Monday, October 4, 2010

How can a family with $50,000 in income pay $18,000 in medical expenses? | Physicians for a National Health Program

How can a family with $50,000 in income pay $18,000 in medical expenses? Physicians for a National Health Program
"The individual insurance market is highly dysfunctional, and was one of the primary motivators for the regulatory changes in the Patient Protection and Affordable Care Act (ACA). About 30 percent of individuals who apply for individual plans are denied coverage. The private insurers will cover only individuals with an unblemished health record. Most health care costs for those individuals are very low and often below the deductible. This is why the insurers can sell an individual family policy for only $6,328 - these are healthy people who rarely file significant claims. In fact, when they do file larger claims, the private insurers routinely look to see if they could find an omission in the application such as a prior yeast infection not reported, and then they would reject all claims and rescind the coverage. Both of these practices are illegal for employer-sponsored group coverage, which is partly why group coverage is more expensive, but they were very effective in limiting claims losses in the individual market. The new law requires guaranteed issue (all applicants accepted) and prohibits rescission (retroactive revocation of insurance). These two changes will wipe out the individual insurance market as we know it, and will result in skyrocketing insurance premiums.
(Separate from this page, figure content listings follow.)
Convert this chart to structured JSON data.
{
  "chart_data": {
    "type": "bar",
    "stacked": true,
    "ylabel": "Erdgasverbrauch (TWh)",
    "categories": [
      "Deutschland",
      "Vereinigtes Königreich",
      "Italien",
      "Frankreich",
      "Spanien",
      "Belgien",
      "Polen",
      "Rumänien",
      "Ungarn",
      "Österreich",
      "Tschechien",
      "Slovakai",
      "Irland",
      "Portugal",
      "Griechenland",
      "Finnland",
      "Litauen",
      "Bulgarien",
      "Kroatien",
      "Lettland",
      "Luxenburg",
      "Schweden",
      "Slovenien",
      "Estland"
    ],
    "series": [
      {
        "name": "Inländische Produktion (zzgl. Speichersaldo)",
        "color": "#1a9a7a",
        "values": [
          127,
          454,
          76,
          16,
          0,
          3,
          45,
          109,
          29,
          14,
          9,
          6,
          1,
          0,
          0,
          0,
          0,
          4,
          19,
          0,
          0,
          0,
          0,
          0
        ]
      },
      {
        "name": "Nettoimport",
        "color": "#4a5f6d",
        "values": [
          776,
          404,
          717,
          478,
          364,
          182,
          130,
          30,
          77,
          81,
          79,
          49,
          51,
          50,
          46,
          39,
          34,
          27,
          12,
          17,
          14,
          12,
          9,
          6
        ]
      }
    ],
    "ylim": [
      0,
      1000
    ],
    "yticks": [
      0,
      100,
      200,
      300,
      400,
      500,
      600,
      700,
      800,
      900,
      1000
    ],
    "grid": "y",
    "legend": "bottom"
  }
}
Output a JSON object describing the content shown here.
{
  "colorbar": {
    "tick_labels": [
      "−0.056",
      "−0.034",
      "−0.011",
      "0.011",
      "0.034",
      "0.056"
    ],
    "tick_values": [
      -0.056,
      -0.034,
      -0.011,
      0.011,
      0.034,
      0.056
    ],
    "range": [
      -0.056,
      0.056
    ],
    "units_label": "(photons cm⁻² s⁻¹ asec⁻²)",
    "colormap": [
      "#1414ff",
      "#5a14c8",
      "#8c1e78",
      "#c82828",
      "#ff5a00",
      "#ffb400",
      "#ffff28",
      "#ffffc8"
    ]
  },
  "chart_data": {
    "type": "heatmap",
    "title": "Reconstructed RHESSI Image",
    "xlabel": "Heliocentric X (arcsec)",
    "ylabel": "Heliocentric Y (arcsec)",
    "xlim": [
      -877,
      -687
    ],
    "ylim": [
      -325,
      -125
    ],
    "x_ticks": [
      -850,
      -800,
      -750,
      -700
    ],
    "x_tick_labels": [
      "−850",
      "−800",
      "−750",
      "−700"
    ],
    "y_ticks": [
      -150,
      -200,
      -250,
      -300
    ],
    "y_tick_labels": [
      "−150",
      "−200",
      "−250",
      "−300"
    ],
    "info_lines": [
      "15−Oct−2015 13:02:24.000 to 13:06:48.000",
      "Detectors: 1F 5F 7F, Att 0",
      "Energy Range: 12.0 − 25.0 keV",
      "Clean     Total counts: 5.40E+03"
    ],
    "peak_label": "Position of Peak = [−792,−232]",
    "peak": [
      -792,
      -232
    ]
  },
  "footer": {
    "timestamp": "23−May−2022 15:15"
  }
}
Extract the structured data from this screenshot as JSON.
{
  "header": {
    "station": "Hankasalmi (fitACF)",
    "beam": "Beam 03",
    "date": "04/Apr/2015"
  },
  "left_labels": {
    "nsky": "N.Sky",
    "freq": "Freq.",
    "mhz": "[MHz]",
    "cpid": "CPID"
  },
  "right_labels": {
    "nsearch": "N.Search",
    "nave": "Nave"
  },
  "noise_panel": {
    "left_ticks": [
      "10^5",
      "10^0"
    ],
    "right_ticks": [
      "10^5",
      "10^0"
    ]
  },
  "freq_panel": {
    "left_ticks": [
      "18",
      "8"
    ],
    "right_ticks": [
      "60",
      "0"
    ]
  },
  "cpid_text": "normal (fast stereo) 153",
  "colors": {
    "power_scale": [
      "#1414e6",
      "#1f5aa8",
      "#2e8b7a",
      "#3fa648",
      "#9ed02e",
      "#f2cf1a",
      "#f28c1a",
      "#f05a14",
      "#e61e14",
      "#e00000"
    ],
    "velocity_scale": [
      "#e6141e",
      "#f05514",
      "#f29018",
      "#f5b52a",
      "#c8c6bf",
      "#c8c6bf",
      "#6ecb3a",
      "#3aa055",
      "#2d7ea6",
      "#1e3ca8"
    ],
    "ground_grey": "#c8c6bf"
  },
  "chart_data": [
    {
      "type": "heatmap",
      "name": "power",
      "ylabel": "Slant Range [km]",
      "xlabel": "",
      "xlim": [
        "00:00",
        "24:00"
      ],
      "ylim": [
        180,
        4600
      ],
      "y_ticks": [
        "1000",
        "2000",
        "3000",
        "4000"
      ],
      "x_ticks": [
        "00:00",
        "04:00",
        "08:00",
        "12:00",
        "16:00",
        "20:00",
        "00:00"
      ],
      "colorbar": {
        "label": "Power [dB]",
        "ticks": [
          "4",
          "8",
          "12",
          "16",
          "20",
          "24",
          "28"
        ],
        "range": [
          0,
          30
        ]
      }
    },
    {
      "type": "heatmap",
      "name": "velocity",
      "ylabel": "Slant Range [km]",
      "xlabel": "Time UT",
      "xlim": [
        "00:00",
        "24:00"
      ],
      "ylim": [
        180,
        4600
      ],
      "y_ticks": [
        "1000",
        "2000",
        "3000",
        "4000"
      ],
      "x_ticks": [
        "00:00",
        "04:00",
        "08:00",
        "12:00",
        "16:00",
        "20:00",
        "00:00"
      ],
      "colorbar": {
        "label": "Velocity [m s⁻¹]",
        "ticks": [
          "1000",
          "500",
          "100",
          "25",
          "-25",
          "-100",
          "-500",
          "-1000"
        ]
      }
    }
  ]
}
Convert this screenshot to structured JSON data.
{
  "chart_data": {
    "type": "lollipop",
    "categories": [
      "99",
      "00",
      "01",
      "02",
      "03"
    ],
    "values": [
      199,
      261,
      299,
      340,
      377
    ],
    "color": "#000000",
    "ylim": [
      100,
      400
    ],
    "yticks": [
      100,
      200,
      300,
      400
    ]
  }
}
Another reason that individual plans are so cheap (if you call $6,328 cheap) is that they do not provide nearly as good coverage - both in benefits and cost sharing. Individual plans frequently omit pharmaceuticals, mental health services, maternity benefits, etc. Also they tend to have larger deductibles ($1,000 to $25,000) and high coinsurance (a percentage of fees which is usually much higher than co-pays would be). The bankruptcy studies have shown that medical debt contributes to about 60 percent of personal bankruptcies, and three-fourths of those with medical debt had health insurance. Individual plans have deteriorated to a degree that they don't keep people out of bankruptcy when they develop significant medical problems. The new law will establish a standard benefit package which will also drive premiums up, though it will still permit excessive cost sharing (at an actuarial value of 60 to 70 percent)."